Egli crede che la distinzione tra bene e male valga solo in un contesto umano relativo e pragmatico. In una prospettiva assoluta, quella della natura, i concetti di bene e male non hanno alcun senso perché la natura e le sue leggi sono quelle che sono, né buone, né cattive. “Se qualcosa nella natura ci sembra ridicolo, assurdo o malvagio ciò dipende unicamente dal fatto che noi ne conosciamo solo un aspetto, mentre ignoriamo quasi completamente l’ordine e la coerenza della natura nella sua totalità” (Trattato politico, Cap. XVI). 

Per semplificare, mettiamo che un grosso meteorite colpisca la Terra causando la morte di milioni di persone. Secondo Spinoza l’evento disastroso è senz’altro un male relativamente all’uomo, ma, per la natura il fatto non è né buono né cattivo perché le leggi della natura non hanno connotazioni morali, sono quelle che sono.
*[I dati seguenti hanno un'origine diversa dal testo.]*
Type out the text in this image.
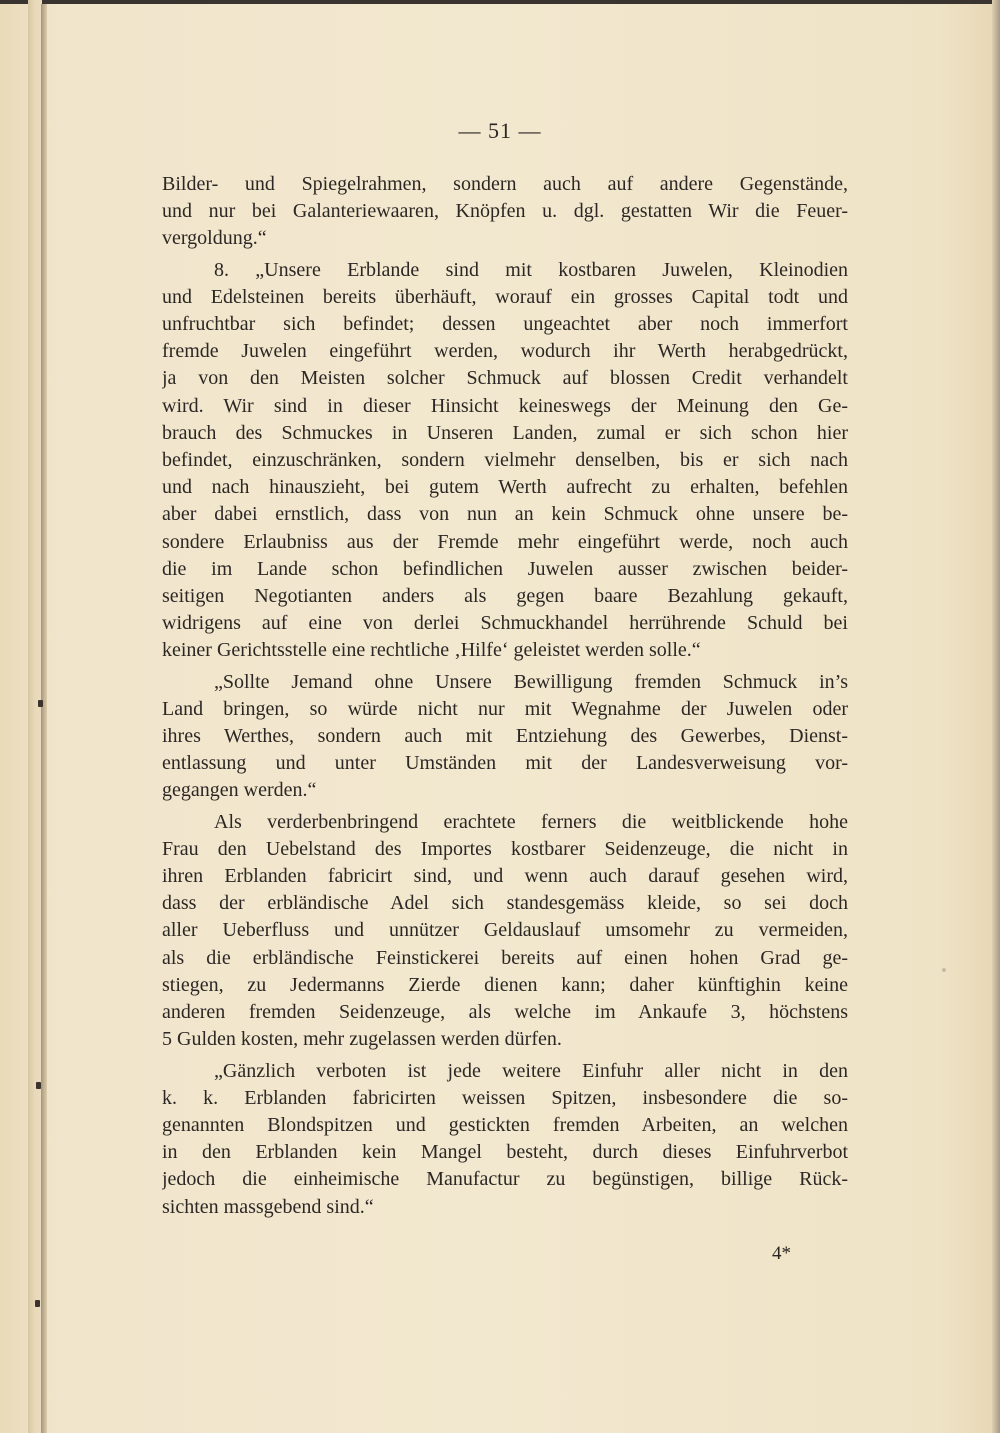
— 51 —
Bilder- und Spiegelrahmen, sondern auch auf andere Gegenstände,
und nur bei Galanteriewaaren, Knöpfen u. dgl. gestatten Wir die Feuer-
vergoldung.“
8. „Unsere Erblande sind mit kostbaren Juwelen, Kleinodien
und Edelsteinen bereits überhäuft, worauf ein grosses Capital todt und
unfruchtbar sich befindet; dessen ungeachtet aber noch immerfort
fremde Juwelen eingeführt werden, wodurch ihr Werth herabgedrückt,
ja von den Meisten solcher Schmuck auf blossen Credit verhandelt
wird. Wir sind in dieser Hinsicht keineswegs der Meinung den Ge-
brauch des Schmuckes in Unseren Landen, zumal er sich schon hier
befindet, einzuschränken, sondern vielmehr denselben, bis er sich nach
und nach hinauszieht, bei gutem Werth aufrecht zu erhalten, befehlen
aber dabei ernstlich, dass von nun an kein Schmuck ohne unsere be-
sondere Erlaubniss aus der Fremde mehr eingeführt werde, noch auch
die im Lande schon befindlichen Juwelen ausser zwischen beider-
seitigen Negotianten anders als gegen baare Bezahlung gekauft,
widrigens auf eine von derlei Schmuckhandel herrührende Schuld bei
keiner Gerichtsstelle eine rechtliche ‚Hilfe‘ geleistet werden solle.“
„Sollte Jemand ohne Unsere Bewilligung fremden Schmuck in’s
Land bringen, so würde nicht nur mit Wegnahme der Juwelen oder
ihres Werthes, sondern auch mit Entziehung des Gewerbes, Dienst-
entlassung und unter Umständen mit der Landesverweisung vor-
gegangen werden.“
Als verderbenbringend erachtete ferners die weitblickende hohe
Frau den Uebelstand des Importes kostbarer Seidenzeuge, die nicht in
ihren Erblanden fabricirt sind, und wenn auch darauf gesehen wird,
dass der erbländische Adel sich standesgemäss kleide, so sei doch
aller Ueberfluss und unnützer Geldauslauf umsomehr zu vermeiden,
als die erbländische Feinstickerei bereits auf einen hohen Grad ge-
stiegen, zu Jedermanns Zierde dienen kann; daher künftighin keine
anderen fremden Seidenzeuge, als welche im Ankaufe 3, höchstens
5 Gulden kosten, mehr zugelassen werden dürfen.
„Gänzlich verboten ist jede weitere Einfuhr aller nicht in den
k. k. Erblanden fabricirten weissen Spitzen, insbesondere die so-
genannten Blondspitzen und gestickten fremden Arbeiten, an welchen
in den Erblanden kein Mangel besteht, durch dieses Einfuhrverbot
jedoch die einheimische Manufactur zu begünstigen, billige Rück-
sichten massgebend sind.“
4*
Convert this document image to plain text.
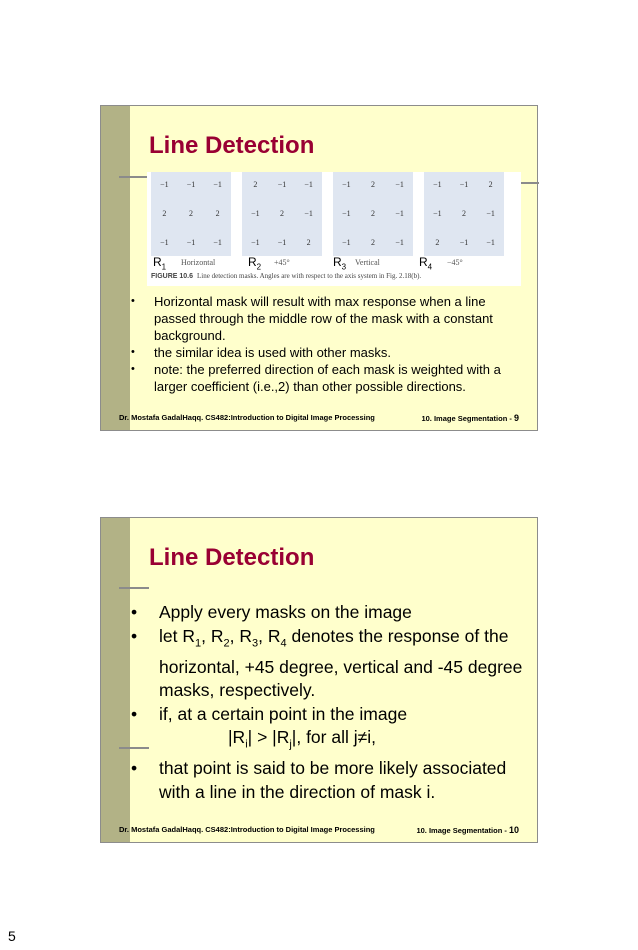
Line Detection
−1	−1	−1
2	2	2
−1	−1	−1
2	−1	−1
−1	2	−1
−1	−1	2
−1	2	−1
−1	2	−1
−1	2	−1
−1	−1	2
−1	2	−1
2	−1	−1
$R_1$ Horizontal	$R_2 +45^\circ$	$R_3$ Vertical	$R_4 -45^\circ$
FIGURE 10.6 Line detection masks. Angles are with respect to the axis system in Fig. 2.18(b).
• Horizontal mask will result with max response when a line passed through the middle row of the mask with a constant background.
• the similar idea is used with other masks.
• note: the preferred direction of each mask is weighted with a larger coefficient (i.e.,2) than other possible directions.
Dr. Mostafa GadalHaqq. CS482:Introduction to Digital Image Processing	10. Image Segmentation - 9
Line Detection
• Apply every masks on the image
• let $R_1$, $R_2$, $R_3$, $R_4$ denotes the response of the horizontal, +45 degree, vertical and -45 degree masks, respectively.
• if, at a certain point in the image
$|R_i| > |R_j|$, for all j≠i,
• that point is said to be more likely associated with a line in the direction of mask i.
Dr. Mostafa GadalHaqq. CS482:Introduction to Digital Image Processing	10. Image Segmentation - 10
5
Questo è chiaro ed evidente se si riesce a cancellare dalla nostra mente l’idea superstiziosa del Dio trascendente che gestisce il divenire degli eventi naturali e la nostra vita con atti di volontà.

 

(Apro una parentesi: secondo la religione l’evento disastroso è voluto da Dio con un atto di volontà e con l’obiettivo di ottenere un certo risultato, diciamo, per esempio, per punire i peccati dell’uomo o per mostrare la sua potenza. Puoi ben immaginare cosa succederebbe in Italia se la notizia dell’evento funesto fosse conosciuta qualche giorno prima del suo verificarsi: processioni imploranti a tutti i santuari della madonna, suppliche e preghiere nelle piazze e nelle chiese di milioni di persone, madonne lacrimanti, il Papa stabilmente in televisione per invitare tutti alla penitenza e a implorare il perdono divino. In qualche altra parte del mondo, persone razionali starebbe invece studiando cosa fare per evitare l’impatto. Chiudo la parentesi). 

 

Ma Spinoza non si ferma alla negazione del valore assoluto di bene e male. Egli afferma anche un’altra cosa che, se presa alla lettera, minerebbe dalle fondamenta ogni tentativo di edificare un’etica morale. Ogni ente naturale, egli dice, è mosso da un ‘conatus sese conservandi’, cioè da un istinto o sforzo a conservare e potenziare il proprio essere, il proprio corpo e la propria mente. Riferito agli esseri viventi, il conatus si configura come appetito: l’appetito è l’essenza dell’uomo, degli animali e di tutti gli organismi viventi perché esprime il loro istinto primario a volere, a dominare, ad appropriarsi, a consumare, a riprodursi ecc. Qualsiasi atto di violenza, sopraffazione e prepotenza sembra essere giustificata dall’appetito naturale: il leone azzanna la gazzella in conformità a quanto definito dalla natura e dal suo essere un animale che si sforza in ogni  modo di conservare se stesso.

Anche l’uomo è soggetto a quest’appetito primario? Senz’altro sì, anche noi siamo soggetti alle leggi della natura, non siamo un regno a parte nel regno della natura. Ma essendo l’uomo un animale consapevole, accompagnato cioè dalla coscienza di sé, quest’appetito, che, come detto prima, lo accomuna con tutte le altre specie animali, prende il nome e la forma della cupiditas, cioè dell’appetito cosciente o desiderio. Secondo Spinoza, il desiderio/cupiditas deriva da una legge naturale necessaria e suprema che domina totalmente l’uomo e a cui nessuno può sottrarsi: da esso hanno origine tutti i sentimenti, gli affetti, le passioni e le azioni umane.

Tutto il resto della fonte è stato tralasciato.